The other thing is we are also consuming memory for those operating system images. If you have a big operating system image, hopefully you also have a hard drive that you can set up swap on. If you want to set up a swap space on your hard drive, you simply put that into your Fs tab or the kernel will automatically. The space we're using in memory as it's needed by applications. This whole operating system image and memory will end up being swappable. As long as you do have a physical disk on your system, just set up a swap space and that mitigates the issue.
Ansible Playbooks and Redfish IPMI [54:42]
Zane Hamilton:
Thank you for your question Herman, but I think this is related to what Alan posted. His question is “would you need Ansible playbooks or the redfish IPMI? Or would you need to write a playbook?
Gregory Kurtzer:
There are two ways you can use Ansible playbooks or any configuration system management toolkit in Warewulf. The first way is after provisioning. You use it to take over on the configuration management instead of using Warewulf for that. To be blunt, Warewulf is very basic in regards to how it does configuration management. It's very simple and you can't do a lot with it, but it gives you that core functionality of pre-running sbin/init, that you would need. The second piece of how people use Warewulf and Ansible is if you have multiple Warewulf control nodes for managing your Warewulf control node. It's a jab at HPC people like me. I've heard of a number of people from enterprises and clouds saying, “what do you mean you use SSH for nodes?”
We don't even want our administrators using SSH anymore. Everything should go through something like Ansible. We've heard that a number of times you actually can manage your entire Warewulf control server using Ansible or other configuration management and you never actually touch it.
Is There a Tool to Make Configuration Easier? [56:29]
Zane Hamilton:
Here is a question that you are going to love. Is there a tool that will let you lay out groups and nodes in a visual/gui mode that will make configuration easier?
Gregory Kurtzer:
So not at this point. It is something we've talked about quite a bit. We're dealing with a straight YAML and building a graphical environment around management of that configuration file actually is not difficult to develop. It's something that has to be developed. We have considered it and we are planning on it. We just haven’t done it yet.

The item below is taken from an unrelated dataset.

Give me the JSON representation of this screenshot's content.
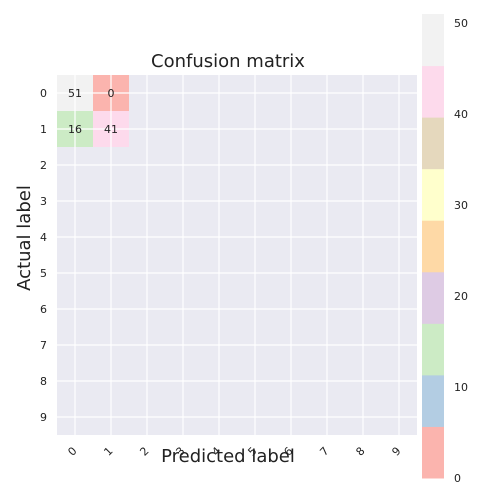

How Many Nodes Per Warewulf Control Server? [57:16]
Zane Hamilton:
That is all the questions we have. If there are any questions, post them quickly.
Gregory Kurtzer:
One of the frequently asked questions is how many nodes can you boot on a single Warewulf control server? The number that I recommend is 1000 to 1500 nodes.. I don’t recommend this, but I have heard of large systems with 3,500 nodes without any redundancy or load balancing. The nice thing about the provisioning system is it does not have to be high availability. Once that node has been provisioned, you can take the entire provisioner offline.
If it goes down, all of those nodes are still provisioned. You're not actually affecting anything. It does not have to be high availability. In some cases you may want it to be load balanced. If you're trying to boot thousands of nodes at once. I have seen RFPs that dictate hundred and thousand plus node systems need to be booted and provisioned within 5 minutes from scratch. Warewulf is pretty good at that in a general sense. Granted, you may have to build up your control server with a very fast ethernet controller and, or split and bisect it between two separate broadcast domains. There's different ways of thinking about that and different ways of handling it, but you can definitely boot very large systems with Warewulf quickly.
Zane Hamilton:
That's fantastic. I don’t see any more questions. We are also over our allotted time. Thanks for your time, Greg. It's always great to hear the stories of how this stuff started and to be able to see it in action. I really appreciate it. I am looking forward to further conversation in the future.